DPR Didesak Buat UU Kehutanan yang Baru

M. Iqbal Al Machmudi • 15 July 2025 17:48

Jakarta: Koalisi masyarakat sipil dari berbagai organisasi menyerukan agar DPR mencabut Undang-Undang (UU) Nomor 41 Tahun 1999 tentang Kehutanan. Mereka juga mendesak DPR membentuk UU Kehutanan baru yang lebih adil dan melindungi ekosistem hutan.

Menurut Koalisi, saatnya Indonesia tidak lagi menempatkan hutan sebagai aset negara yang bebas dieksploitasi. Selama 26 tahun, telah terjadi pengabaian terhadap keberadaan masyarakat adat dan masyarakat petani hutan, konflik tenurial yang tidak selesai, impunitas perusahaan penghancur hutan, dan perluasan teritorialisasi hutan melalui kebijakan transisi energi dan pangan.

Padahal, hutan adalah ekosistem utuh dengan manusia di dalamnya, yakni masyarakat adat dan komunitas lokal, kekayaan alam dan keanekaragaman hayati serta aktivitas sosial dan ekonomi yang terkait dengan hutan, tak bisa dipisah-pisahkan. Koalisi memandang secara filosofis, UU Nomor 41 Tahun 1999 telah melakukan kesalahan menafsirkan hak menguasai negara dan gagal mencapai janji konstitusi untuk mencapai sebesar-besarnya kemakmuran rakyat.

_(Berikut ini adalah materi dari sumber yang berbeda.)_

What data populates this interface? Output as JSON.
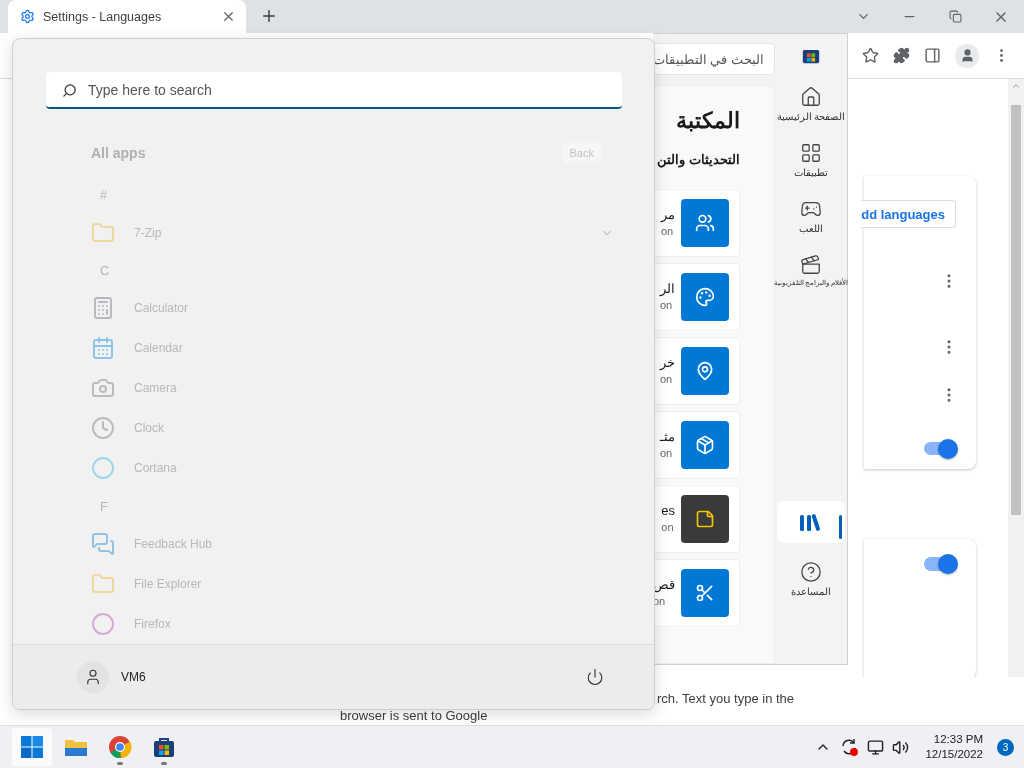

Secara sosiologis, UU Nomor 41 Tahun 1999 telah mendefinisikan hutan dalam kacamata teknokratis, dan acuh terhadap pemaknaan hutan menurut masyarakat-sosiokultural. Sementara itu, secara yuridis, UU Nomor 41 Tahun 1999 telah banyak dibongkar pasang. UU ini telah mengalami tujuh kali perubahan melalui Peraturan Pemerintah Pengganti Undang-Undang (Perppu), hingga Putusan MK yang mencabut pasal-pasal dalam UU Kehutanan.

Peneliti Yayasan MADANI Berkelanjutan, Sadam Afian Richwanudin, menilai UU Kehutanan yang terbit pada 1999 belum mengakomodasi masalah perubahan iklim, mengingat baru pada 2016 Indonesia membangun komitmen terhadap iklim, setelah meratifikasi Paris Agreement. 

"Maka kami merasa bahwa undang-undang yang baru ini perlu disesuaikan. Terlebih kita menghadapi persoalan iklim yang sangat pelik, krisis iklim yang kita rasakan saat ini,” kata Sadam dalam rapat dengar pendapat dengan Komisi IV DPR di Kompleks Parlemen, Senayan, Jakarta Pusat, Selasa, 15 Juli 2025.
 

Baca Juga: 

Puluhan Sertifikat Ilegal Ditemukan di Taman Nasional Kerinci Seblat


Dengan ambisi penurunan emisi, menurut Sadam, Indonesia membutuhkan norma yang lebih tegas untuk melarang segala jenis industri ekstraktif yang membuka hutan alam yang tersisa. Sebab, selama ini, pemerintah biasanya akan mengistimewakan proyek strategis nasional (PSN) untuk bisa membuka hutan. 

"Maka, kenapa tidak dibalik, sektor perhutanan mungkin bisa membuat aturan bahwa hutan alam tidak boleh dibuka untuk apa pun,” ujar dia.

Perwakilan Women Research Institute (WRI), Sita Aripurnami, mengutip data AMAN, dari kriminalisasi terhadap 925 anggota masyarakat adat yang mempertahankan hutan sebagai ruang hidupnya, telah berdampak besar bagi perempuan yang dipaksa menjadi kepala keluarga. UU Kehutanan yang sekarang tidak memberi jaminan sosial bagi masyarakat adat, apalagi yang terdampak konflik kepemilikan lahan.

“Oleh karenanya, kami setuju UU Kehutanan yang lama harus dicabut. Dan UU yang baru wajib menyertakan klausul kesetaraan gender, partisipasi bermakna perempuan dan perlindungan kelompok rentan serta kewajiban pengumpulan data terpilah, penyediaan mekanisme afirmatif dan pelibatan perempuan dalam semua tahap kebijakan kehutanan,” ujar dia.